Korea Hoping for First Flush of Success at Athletics Worlds in Daegu

      August 25, 2011 07:27

      Korea, China and Japan have amassed a wealth of medals at the Olympic Games to account for an aggregate 6.6 percent of all the podium finishes, but it is a different story at the Athletics World Championships, where they have only bitten a 2.9 percent chunk out of the overall trophy table. Korea, for example, has yet to win a single medal at the biennial Worlds, which it will begin hosting for the first time on Saturday in Daegu.

      Yet the three countries have collected 1,087 medals during the Summer and Winter Olympics, and their athletes continue to add to their success with each respective four-year cycle. At the last Summer Games in Beijing in 2008, for example, they won a combined 156 medals to account for 16 percent of the total medals and cement their stature on the world stage.

      But athletics is not their strong point. From the first Athletics Worlds in Helsinki, Finland in 1983 to the latest edition in Berlin, Germany in 2009, Korea, China and Japan have managed to win just 47 medals. This suggests a somewhat gloomy outlook for the three neighbors and rivals at the upcoming competition.

      Sprinter Usain Bolt strikes his trademark bow-and-arrow pose with supporters in Korean costume in Daegu on Aug. 21, ahead of the 2011 IAAF World Championships which begin Saturday. /Yonhap

      Korean, Chinese and Japanese athletes are no match for heavyweights from the U.S. and Jamaica in the sprint races, while Kenyan and Ethiopian runners dominate the middle- to long-distance running events. In addition, European athletes have a stranglehold on throwing and jumping. But Korea, China and Japan have their own agendas this month.

      China intends to repeat its success back in 1993, when its female athletes led by coach Ma Junren claimed the gold medal in the women's 1,500 m, 3,000 m and 10,000 m races. That led to four gold, two silver and two bronze medals for China, ranking it second in the overall standings. But Ma's squad subsequently fell apart due to a number of scandals, and China has languished in track and field ever since.
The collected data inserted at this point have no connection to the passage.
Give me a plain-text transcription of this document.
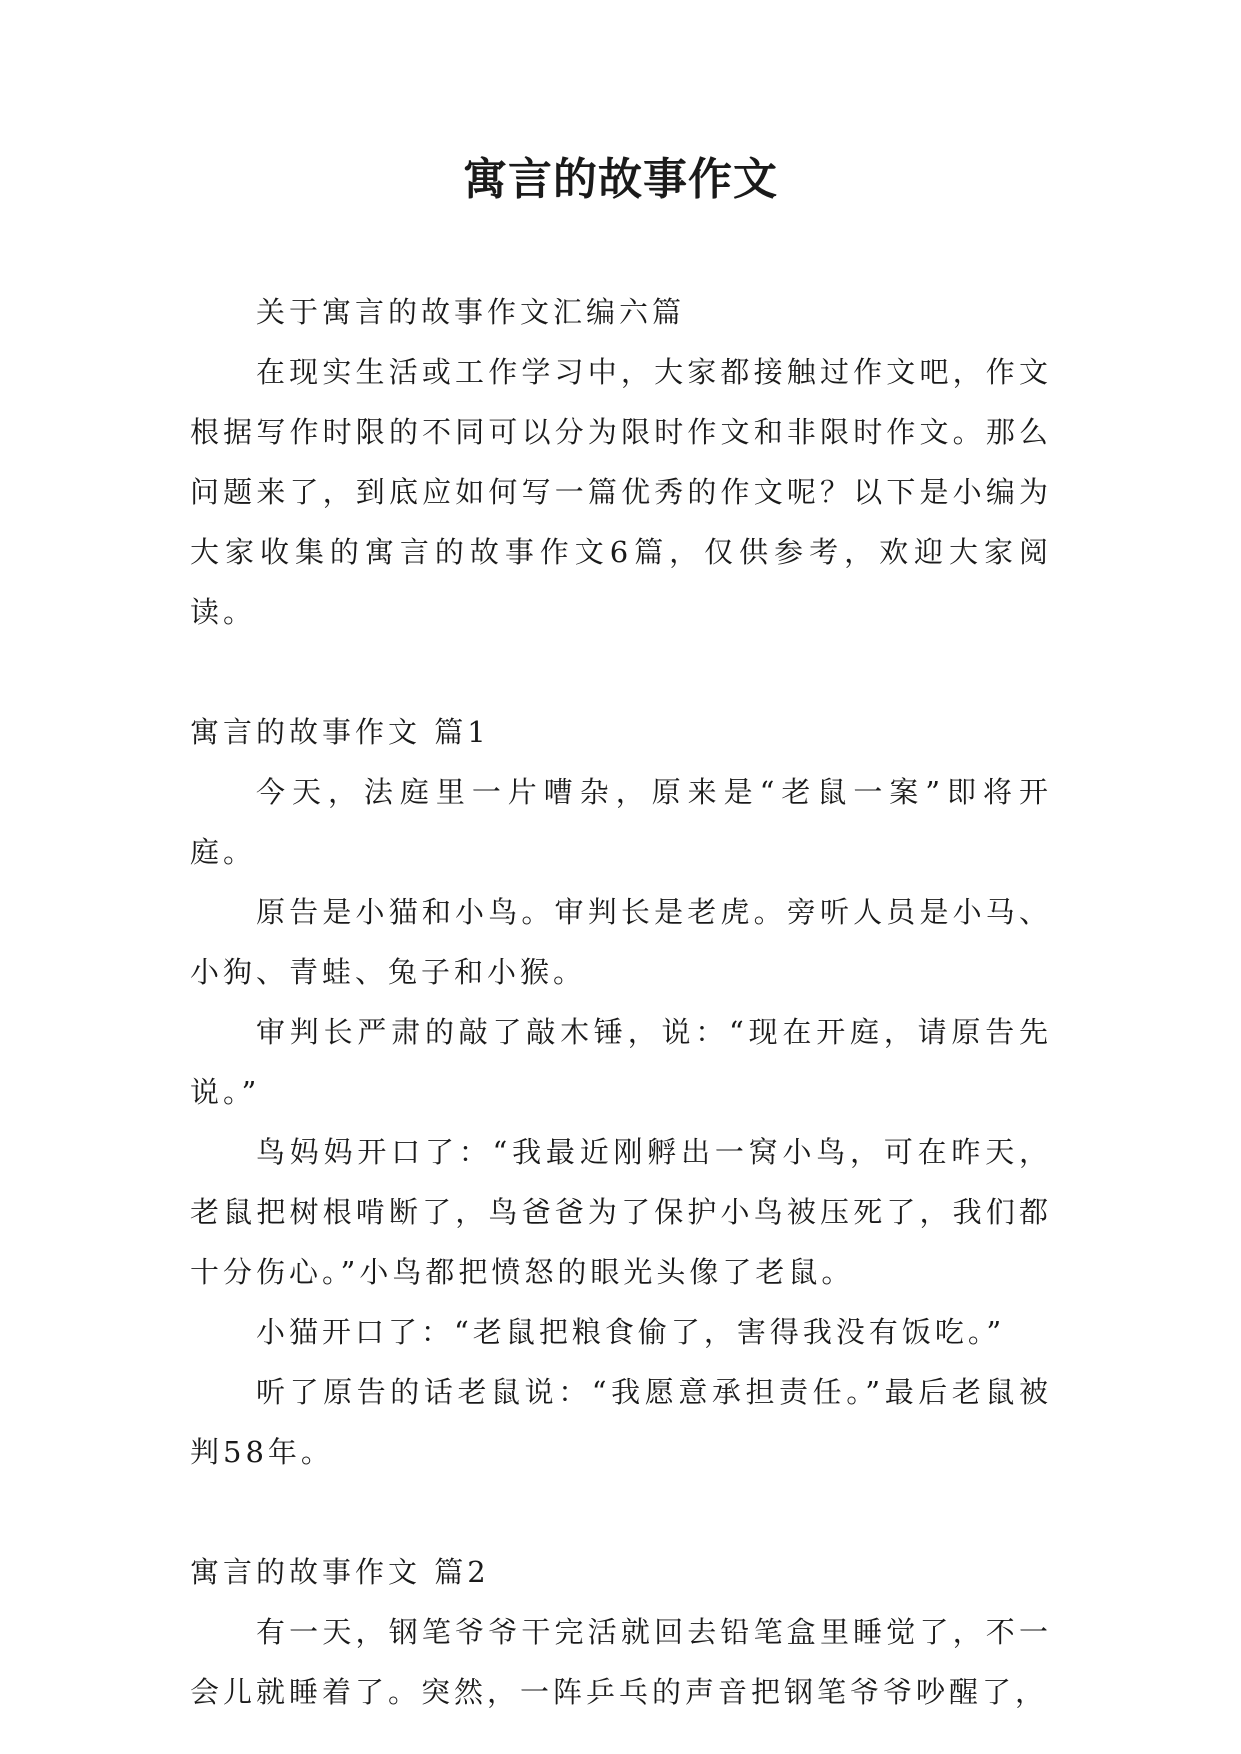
寓言的故事作文

关于寓言的故事作文汇编六篇

在现实生活或工作学习中，大家都接触过作文吧，作文根据写作时限的不同可以分为限时作文和非限时作文。那么问题来了，到底应如何写一篇优秀的作文呢？以下是小编为大家收集的寓言的故事作文6篇，仅供参考，欢迎大家阅读。

寓言的故事作文 篇1

今天，法庭里一片嘈杂，原来是“老鼠一案”即将开庭。

原告是小猫和小鸟。审判长是老虎。旁听人员是小马、小狗、青蛙、兔子和小猴。

审判长严肃的敲了敲木锤，说：“现在开庭，请原告先说。”

鸟妈妈开口了：“我最近刚孵出一窝小鸟，可在昨天，老鼠把树根啃断了，鸟爸爸为了保护小鸟被压死了，我们都十分伤心。”小鸟都把愤怒的眼光头像了老鼠。

小猫开口了：“老鼠把粮食偷了，害得我没有饭吃。”

听了原告的话老鼠说：“我愿意承担责任。”最后老鼠被判58年。

寓言的故事作文 篇2

有一天，钢笔爷爷干完活就回去铅笔盒里睡觉了，不一会儿就睡着了。突然，一阵乒乓的声音把钢笔爷爷吵醒了，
      This time around, China is betting on Liu Xiang in the men's 110 m hurdles. Liu won the silver medal at the Worlds in Helsinki in 2005, and seized gold in Osaka in 2007. But he did not compete at the 2008 Beijing Olympics due to a nagging Achilles heel injury, and also skipped the last Worlds in Berlin in 2009 with an injured thigh.

      Liu is aiming to reclaim his title in Daegu, however, to restore China's pride. Other gold medal candidates from the country include Liu Xiangrong, in the female shot put, and men's walkers such as Wang Hao and Chu Yafei, who will bid to end the country's 10-year gold medal drought in race walking.

      Meanwhile, Japan is aiming to make its mark in niche events such as the men's 400 m relay. Powered by its organizational strength, Japan won the bronze medal in Beijing in 2008 and rose to fourth place in the overall rankings in Berlin in 2009. The Japanese men's relay team is led by pretty boy Eriguchi Masashi (23).

      Korea has the most humble objective among the three Asian countries. It is just aiming to get its athletes a place in the finals. The most promising athlete is Park Tae-kyung (31) in the men's hurdles. Park, who won the bronze in the 110-m hurdles at the Asian Games in Guangzhou in 2010, is gunning to beat his record of 13.48 seconds by a tenth of a second. That would be enough to place him on the list of finalists.